AIM To investigate the association between IBD and AF development.
METHODS We performed a population-based cohort study using records in the Korean National Health Insurance Services database between 2010 and 2014. A total of 37696 patients with IBD (12349 with Crohn’s disease and 25397 with ulcerative colitis) were identified. The incidence rate of newly diagnosed AF in patients with IBD was compared with that in a 3 times larger cohort of 113088 age- and sex-matched controls without IBD.

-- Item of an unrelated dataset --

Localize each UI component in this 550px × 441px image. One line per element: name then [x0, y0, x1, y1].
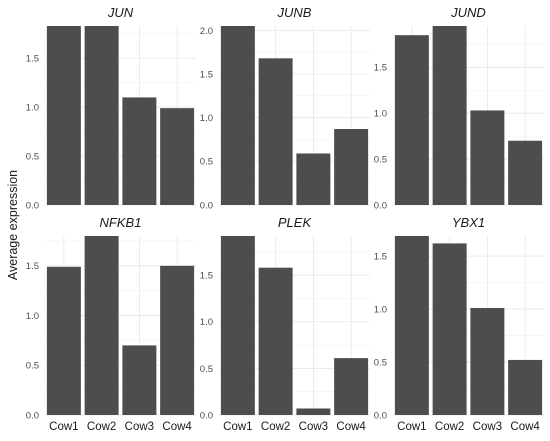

RESULTS During 4.9 ± 1.3 years of follow-up, 1120 patients newly diagnosed with AF (348 in the IBD group and 772 in controls) were identified. After adjustments using multivariable Cox proportional hazards, patients with IBD were at a 36% [95% confidence interval (CI) 20%-54%] higher risk of AF than controls. The association between IBD and the development of AF was stronger in younger than in older patients. Patients without cardiovascular risk factors showed a higher risk of AF primarily. Additionally, patients receiving immun-omodulators [Hazard ration (HR) 1.46, 95%CI 1.31-1.89], systemic corticosteroids (HR 1.37, 95%CI 1.10-1.71), or biologics agents (HR 2.38, 95%CI 1.51-3.75) were at higher risk of AF than patients without them.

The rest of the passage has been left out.